Lascio perdere il durissimo giudizio di Antonio Labriola sul PSI che "pesca" nel "bestiame votante" e ricordo la nobiltà della politica che Turati incarnò con la sua storia di militante e dirigente del movimento dei lavoratori. Pongo l'accento sull'assedio fascista, cui lo strappano Rosselli e Pertini, e sull'epilogo doloroso in terra straniera, quando il tramonto della vita assume i colori bui della disfatta ideale. E' senza retorica che ricordo un'altra disfatta, quella che nell'aprile del 1945 assume il sapore della nemesi storica. Ricorro istintivamente ai toni alti e sento che il richiamo è appropriato: è Pertini che incontra a Milano Mussolini battuto: Pertini, che aveva condotto in Francia Turati battuto. Poche parole, la resa senza condizioni e una solo garanzia: salva la vita e un processo.
Il duce sceglie la fuga ed è piazzale Loreto.
La storia talvolta è anche giusta, commento. E provoco senza volerlo la domanda naturale: in che senso?
Un abisso - rispondo - separa sul piano morale Pertini e Mussolini.

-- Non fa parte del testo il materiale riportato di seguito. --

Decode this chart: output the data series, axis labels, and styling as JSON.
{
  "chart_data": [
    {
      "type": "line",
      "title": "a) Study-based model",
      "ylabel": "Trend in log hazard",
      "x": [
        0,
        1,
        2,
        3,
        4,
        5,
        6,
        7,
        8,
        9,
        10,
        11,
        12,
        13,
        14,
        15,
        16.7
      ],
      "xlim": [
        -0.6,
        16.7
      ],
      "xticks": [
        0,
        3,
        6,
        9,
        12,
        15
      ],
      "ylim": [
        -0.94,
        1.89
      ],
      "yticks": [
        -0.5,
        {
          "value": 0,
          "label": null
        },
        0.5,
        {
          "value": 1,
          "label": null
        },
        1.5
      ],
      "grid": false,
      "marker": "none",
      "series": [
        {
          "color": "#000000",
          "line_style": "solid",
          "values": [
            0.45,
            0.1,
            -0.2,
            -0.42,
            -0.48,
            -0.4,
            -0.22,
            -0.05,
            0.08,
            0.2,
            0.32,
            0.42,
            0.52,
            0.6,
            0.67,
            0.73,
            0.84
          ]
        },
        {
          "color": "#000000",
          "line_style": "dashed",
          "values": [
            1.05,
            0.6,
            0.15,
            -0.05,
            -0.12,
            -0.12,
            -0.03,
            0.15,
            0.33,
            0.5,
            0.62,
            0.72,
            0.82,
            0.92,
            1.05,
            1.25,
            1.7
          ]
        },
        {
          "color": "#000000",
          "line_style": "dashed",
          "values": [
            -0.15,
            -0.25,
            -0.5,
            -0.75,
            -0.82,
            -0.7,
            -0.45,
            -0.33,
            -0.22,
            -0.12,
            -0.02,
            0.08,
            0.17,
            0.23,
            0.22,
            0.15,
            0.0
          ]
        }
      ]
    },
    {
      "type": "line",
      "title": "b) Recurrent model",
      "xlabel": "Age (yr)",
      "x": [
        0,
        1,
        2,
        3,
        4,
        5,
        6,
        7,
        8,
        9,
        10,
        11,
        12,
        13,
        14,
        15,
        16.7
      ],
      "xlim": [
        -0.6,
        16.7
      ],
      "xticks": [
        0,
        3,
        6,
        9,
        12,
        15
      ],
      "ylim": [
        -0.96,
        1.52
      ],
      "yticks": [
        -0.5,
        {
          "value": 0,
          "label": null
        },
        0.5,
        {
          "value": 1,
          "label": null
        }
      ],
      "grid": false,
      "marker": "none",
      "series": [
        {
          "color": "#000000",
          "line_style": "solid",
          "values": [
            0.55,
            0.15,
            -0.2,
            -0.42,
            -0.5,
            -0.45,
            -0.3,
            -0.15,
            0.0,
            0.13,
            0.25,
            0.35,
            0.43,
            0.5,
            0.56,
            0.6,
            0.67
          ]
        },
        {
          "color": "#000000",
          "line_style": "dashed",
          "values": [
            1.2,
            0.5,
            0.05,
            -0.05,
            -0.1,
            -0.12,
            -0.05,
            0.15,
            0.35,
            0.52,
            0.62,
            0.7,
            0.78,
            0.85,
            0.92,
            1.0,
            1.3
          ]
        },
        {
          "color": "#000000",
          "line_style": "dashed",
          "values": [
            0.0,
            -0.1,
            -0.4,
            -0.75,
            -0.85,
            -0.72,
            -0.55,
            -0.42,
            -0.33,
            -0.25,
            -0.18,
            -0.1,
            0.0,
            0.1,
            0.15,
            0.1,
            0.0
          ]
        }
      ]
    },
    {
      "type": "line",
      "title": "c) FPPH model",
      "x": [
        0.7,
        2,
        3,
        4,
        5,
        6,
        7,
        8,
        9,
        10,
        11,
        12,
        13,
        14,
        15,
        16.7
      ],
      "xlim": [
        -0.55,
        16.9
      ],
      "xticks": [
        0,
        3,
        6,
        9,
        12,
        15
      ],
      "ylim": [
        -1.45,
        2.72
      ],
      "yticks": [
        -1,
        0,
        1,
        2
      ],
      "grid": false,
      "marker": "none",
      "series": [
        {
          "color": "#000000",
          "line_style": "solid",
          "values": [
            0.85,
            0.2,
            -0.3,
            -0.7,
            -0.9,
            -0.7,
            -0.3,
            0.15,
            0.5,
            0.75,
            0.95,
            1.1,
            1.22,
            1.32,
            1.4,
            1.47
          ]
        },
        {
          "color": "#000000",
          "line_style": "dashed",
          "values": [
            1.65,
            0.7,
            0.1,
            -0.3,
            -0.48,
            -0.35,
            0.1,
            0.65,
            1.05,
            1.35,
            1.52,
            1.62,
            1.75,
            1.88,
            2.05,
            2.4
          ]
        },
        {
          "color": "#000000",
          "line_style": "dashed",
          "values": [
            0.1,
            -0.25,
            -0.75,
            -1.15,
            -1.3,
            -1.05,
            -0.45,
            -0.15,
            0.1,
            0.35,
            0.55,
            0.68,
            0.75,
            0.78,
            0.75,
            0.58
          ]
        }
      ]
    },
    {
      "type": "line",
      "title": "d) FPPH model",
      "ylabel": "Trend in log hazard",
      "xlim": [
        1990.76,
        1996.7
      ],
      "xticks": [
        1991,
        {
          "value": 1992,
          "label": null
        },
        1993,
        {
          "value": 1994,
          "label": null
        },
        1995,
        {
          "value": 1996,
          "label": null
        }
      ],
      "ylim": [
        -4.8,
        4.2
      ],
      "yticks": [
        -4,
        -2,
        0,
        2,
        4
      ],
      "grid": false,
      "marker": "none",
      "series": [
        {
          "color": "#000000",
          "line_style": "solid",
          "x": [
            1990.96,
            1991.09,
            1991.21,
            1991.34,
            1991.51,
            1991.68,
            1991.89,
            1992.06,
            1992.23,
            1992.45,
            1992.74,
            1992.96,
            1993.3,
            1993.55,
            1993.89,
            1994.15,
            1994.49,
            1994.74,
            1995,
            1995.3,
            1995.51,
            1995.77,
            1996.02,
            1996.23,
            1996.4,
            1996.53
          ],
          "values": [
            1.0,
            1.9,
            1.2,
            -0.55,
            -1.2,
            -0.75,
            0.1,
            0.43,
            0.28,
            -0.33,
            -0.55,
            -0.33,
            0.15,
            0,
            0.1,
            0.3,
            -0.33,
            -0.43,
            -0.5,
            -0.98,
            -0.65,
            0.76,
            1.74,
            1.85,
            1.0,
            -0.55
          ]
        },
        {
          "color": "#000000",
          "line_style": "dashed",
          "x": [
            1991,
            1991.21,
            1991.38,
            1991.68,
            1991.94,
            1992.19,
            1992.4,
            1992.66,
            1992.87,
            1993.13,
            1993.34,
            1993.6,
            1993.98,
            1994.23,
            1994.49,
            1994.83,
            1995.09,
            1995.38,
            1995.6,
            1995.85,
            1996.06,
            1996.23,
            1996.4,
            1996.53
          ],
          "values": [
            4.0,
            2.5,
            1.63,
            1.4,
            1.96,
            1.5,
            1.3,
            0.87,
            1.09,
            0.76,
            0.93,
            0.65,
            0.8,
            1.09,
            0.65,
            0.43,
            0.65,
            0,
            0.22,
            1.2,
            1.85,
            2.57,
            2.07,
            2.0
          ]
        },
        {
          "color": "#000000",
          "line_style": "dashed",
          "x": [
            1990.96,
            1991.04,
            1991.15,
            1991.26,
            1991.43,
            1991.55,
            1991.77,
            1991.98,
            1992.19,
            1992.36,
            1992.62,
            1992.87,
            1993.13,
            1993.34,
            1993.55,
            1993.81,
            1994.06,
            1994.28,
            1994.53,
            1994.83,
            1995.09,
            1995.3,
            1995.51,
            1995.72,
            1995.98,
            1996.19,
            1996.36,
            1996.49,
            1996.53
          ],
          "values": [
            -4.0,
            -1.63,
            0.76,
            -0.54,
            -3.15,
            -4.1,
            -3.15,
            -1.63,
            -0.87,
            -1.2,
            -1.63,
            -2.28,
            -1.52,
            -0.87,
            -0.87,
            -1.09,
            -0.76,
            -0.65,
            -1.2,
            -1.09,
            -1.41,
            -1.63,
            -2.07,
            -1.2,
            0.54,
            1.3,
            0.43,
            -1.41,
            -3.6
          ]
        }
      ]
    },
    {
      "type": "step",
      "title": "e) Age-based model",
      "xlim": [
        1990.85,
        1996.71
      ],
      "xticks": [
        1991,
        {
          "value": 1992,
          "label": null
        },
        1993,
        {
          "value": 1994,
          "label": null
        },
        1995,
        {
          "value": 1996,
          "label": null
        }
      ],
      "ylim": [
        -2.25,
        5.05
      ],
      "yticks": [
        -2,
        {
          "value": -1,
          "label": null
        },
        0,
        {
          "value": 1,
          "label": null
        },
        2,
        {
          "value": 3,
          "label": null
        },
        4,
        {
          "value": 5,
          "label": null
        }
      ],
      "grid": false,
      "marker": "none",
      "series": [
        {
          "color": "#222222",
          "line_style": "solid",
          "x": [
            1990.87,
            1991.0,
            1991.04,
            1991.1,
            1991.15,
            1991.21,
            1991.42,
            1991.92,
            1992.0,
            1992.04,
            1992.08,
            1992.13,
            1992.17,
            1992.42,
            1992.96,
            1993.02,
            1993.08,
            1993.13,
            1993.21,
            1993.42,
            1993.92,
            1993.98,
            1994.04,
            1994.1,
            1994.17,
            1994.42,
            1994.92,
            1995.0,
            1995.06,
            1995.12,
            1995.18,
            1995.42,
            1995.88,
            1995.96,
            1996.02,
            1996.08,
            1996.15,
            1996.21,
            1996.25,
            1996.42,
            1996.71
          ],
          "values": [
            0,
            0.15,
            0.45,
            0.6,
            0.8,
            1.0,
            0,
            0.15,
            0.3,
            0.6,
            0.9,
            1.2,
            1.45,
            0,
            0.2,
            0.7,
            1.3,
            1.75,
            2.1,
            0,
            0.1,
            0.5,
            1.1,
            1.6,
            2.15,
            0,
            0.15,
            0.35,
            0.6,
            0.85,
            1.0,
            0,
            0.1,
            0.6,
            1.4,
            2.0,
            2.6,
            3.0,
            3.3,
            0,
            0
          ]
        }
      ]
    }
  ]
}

Dietro Pertini ci sono i partigiani. Combattenti di lingua, cultura e religione diversa - altro che guerra civile - lottano in tutta Europa, soldati della democrazia, esercito irregolare che non ha patria e nazionalità: è fatto di francesi, jugoslavi, belgi, olandesi, polacchi, russi, angloamericani sfuggiti alla cattura o evasi. Li unisce un ideale: la volontà di battere il nazifascismo. Dall'altra parte ci sono italiani e tedeschi soprattutto e sparute unità militari fornite da governi fantoccio e dall'inferno dei campi di concentramento. Difendono le leggi razziali, la follia del genocidio fatta scienza di governo, il disprezzo per la democrazia eletto a dottrina politica. Uno spartiacque che non è possibile superare - e che non consente strumentali paragoni nemmeno con la degenerazione stalinista - ideali che non si possono in alcun modo confondere né sul piano morale, né su quello materiale. E se i morti meritano rispetto, non altrettanto si può dire per gli ideali che li hanno visti lottare e cadere.
E' un fatto: da morti, i ragazzi di Salò sono uguali ai ragazzi caduti in armi dalla parte opposta.
Uguali, per il rispetto dovuto alla morte.
Da vivi no.
Da vivi furono ciechi o criminali difensori di un'aberrazione.
Non ci saranno leggi o governi a modificare il giudizio morale della storia.